While using evaluation techniques is not new to the music education profession,
music teachers are often not equipped with strategies for assessing their students’
performances. Music teachers’ undergraduate training commonly does not spend a
signiﬁcant amount of time on creation and implementation of a quality assessment
program (Lillis, 2000). Rubrics, continuous scales, additive scales and other such
assessment terminology are unfamiliar to many music teachers. Professional
development conferences and workshops have only recently started to incorporate
assessment as topic that is worthy of study for music teachers. In the State of Michigan,
the association that organizes vocal festivals addressed this shift by replacing their
assessment system in 2008 with rubric-style evaluation (Stegman, 2009). The need for
better comprehension and application of performance assessment has encouraged a large
outgrowth of studies investigating the effects and determining the best methods of
evaluation (Bergee, 1993 & 1995; Fiske, 1975 & 1977; Hewitt, 2001, 2002, 2005, 2007;
Hewitt & Smith, 2004; Morrison, Montemayor & Wiltshire, 2004; Saunders & Holahan,
1997).

Do students actually learn better or learn more if their performances are being
evaluated on a regular basis? How often should students have their performance

evaluated? Is it the case that, to ensure student learning, the school concerts in December

 

and May are no longer sufficient, nor the district and state concert festivals held in the
spring? To begin answering questions like these, Bergee (1997) studied the acceptability
of student peer-evaluations. The accuracy of student self evaluations on solo
performances was investigated twice by Hewitt (2002; 2005). Morrison, Montemayor,
and Wiltshire (2004) studied the effect of self evaluation on the students’ attitudes
towards music performance. In a similar vein, Hewitt (2001) investigated the effect of
self evaluation on their attitude towards practicing. Can they improve their practicing

after being evaluated?

The Effects of Evaluation

Hewitt (2001) studied whether modeling, self-listening, and self-evaluation had
an effect on junior high instrumental music students’ performance and attitude about
practice. His ﬁndings suggest that, when students only evaluate their own solo
performances, there was no significant improvement in performance. However, self-
evaluation combined with listening to a recorded model did tend to improve
performances. He also found that students’ attitudes towards practicing were not affected
positively or negatively by self-evaluating.

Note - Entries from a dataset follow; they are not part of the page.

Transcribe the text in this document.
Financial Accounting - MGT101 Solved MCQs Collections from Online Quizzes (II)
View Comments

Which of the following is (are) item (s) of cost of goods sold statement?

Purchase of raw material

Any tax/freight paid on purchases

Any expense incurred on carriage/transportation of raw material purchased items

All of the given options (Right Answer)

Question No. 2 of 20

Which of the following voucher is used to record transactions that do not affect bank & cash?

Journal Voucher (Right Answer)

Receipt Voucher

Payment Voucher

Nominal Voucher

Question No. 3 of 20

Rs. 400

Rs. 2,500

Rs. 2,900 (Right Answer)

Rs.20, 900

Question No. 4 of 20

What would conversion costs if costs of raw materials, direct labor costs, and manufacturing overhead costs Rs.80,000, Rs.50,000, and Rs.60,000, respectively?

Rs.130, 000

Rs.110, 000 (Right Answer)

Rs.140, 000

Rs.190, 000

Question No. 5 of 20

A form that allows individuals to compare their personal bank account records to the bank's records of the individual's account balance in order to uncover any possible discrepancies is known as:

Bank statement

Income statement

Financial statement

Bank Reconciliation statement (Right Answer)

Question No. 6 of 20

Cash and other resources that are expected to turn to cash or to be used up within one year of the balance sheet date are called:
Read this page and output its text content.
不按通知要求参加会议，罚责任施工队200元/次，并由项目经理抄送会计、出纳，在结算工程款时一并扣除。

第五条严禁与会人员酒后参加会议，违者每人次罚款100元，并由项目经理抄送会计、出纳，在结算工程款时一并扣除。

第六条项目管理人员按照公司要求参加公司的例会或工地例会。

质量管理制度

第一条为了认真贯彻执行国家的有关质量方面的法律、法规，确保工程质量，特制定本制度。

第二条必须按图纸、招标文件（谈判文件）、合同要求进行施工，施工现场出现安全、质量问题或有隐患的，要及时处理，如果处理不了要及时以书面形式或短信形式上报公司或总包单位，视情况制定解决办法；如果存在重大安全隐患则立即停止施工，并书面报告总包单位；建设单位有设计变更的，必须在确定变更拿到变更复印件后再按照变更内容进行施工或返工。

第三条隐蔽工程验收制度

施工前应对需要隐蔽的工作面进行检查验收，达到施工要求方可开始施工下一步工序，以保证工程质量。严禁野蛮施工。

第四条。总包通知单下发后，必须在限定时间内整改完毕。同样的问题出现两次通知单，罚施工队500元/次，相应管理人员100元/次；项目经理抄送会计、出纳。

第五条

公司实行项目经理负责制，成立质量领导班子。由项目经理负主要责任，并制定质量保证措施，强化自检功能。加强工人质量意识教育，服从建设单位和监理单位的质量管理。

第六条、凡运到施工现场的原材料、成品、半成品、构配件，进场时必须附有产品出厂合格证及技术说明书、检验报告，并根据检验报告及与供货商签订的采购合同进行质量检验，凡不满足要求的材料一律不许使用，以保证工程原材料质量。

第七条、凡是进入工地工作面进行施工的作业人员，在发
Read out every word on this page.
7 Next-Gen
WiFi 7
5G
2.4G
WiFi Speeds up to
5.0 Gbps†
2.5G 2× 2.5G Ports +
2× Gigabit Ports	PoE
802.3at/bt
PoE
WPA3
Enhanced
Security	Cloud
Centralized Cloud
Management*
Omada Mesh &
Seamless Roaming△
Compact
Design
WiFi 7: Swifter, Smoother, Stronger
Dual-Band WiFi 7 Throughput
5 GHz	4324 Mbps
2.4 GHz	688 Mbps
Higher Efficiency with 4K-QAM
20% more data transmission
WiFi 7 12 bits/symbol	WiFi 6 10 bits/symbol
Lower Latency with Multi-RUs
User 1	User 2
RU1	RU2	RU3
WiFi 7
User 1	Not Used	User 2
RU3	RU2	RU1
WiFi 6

Likewise, Morrison, Montemayor, & Wiltshire, (2004) revealed that a recorded
model had a positive impact on self-evaluation. This study suggested that listening to a
recorded model also improved the performances of the modeled song. Interestingly,
other unmodeled songs performed by this group also improved when compared to
performances by ensembles that had no modeling experiences. This ﬁnding implies that

perhaps the effects of modeling transferred across performances.

Students in this study demonstrated increased discrimination of errors in their
own performances in addition to increased awareness of expression and phrasing after
having listened to a recorded model in the course of learning their pieces. The authors
stated the beneﬁts of this study as following: “Developing habits of self-evaluation in
students is generally seen as desirable among music teachers as a means of encouraging
student responsibility for musical learning” (Morrison, Montemayor, & Wiltshire, 2004,

p.118)

Student Evaluations
From the school administrators’ perspective, evaluations and assessments are the
responsibility of the teacher and should objectively measure the growth demonstrated by
the students. In this light, music teachers need to perform regular assessments to monitor
growth and adapt teaching strategies for proper instruction. However, evaluation can be
used as a curricular tool when students learn to evaluate performance, as mentioned
previously (Wells, 1997). The National Music Education Standards, as created by
MENC: the National Association for Music Education, include “Evaluating Music and
Music Performances” as the seventh of nine standards. The description of this standard
for students in grades ﬁve through eight says that students should:
a) develop criteria for evaluating the quality and effectiveness of
music performances and compositions and apply the criteria in
their personal listening and performing.
b) evaluate the quality and effectiveness of their own and others'

performances, compositions, arrangements, and improvisations by

applying speciﬁc criteria appropriate for the style of the music and
offer constructive suggestions for improvement (Music Educators
National Conference, 1994,
http://www.menc.org/publicationfbooks/prek125t.html).
The description for grades nine through 12 is worded only slightly differently. Teachers
as a whole agree that evaluation of musical performances is a skill that music students
must have.

Investigators have explored how accurate students’ evaluations are when
compared to professional educators or adjudicators (Bergee, 1993, 1997; Byo & Brooks,
1994; Hewitt, 2005), as well as how students’ evaluations change over time (Aitchinson,
1995; Hewitt, 2002). Establishing the accuracy of student evaluations is critical at the
onset of any student-focused assessment system. If students’ evaluations are not
accurate, instruction on how to evaluate performance is necessary. The information
gathered from such evaluations will have negligible educational value if they lack
accuracy. Hewitt (2002) found that middle school students did not increase their ability
to evaluate when using a self-guided evaluation form. Aitchinson (1995), however,
found that, with teacher support, students did improve in their ability to self-evaluate. If
accuracy can be improved over time and with guidance and instruction, there may be a
number of uses for incorporating student evaluations into the music program.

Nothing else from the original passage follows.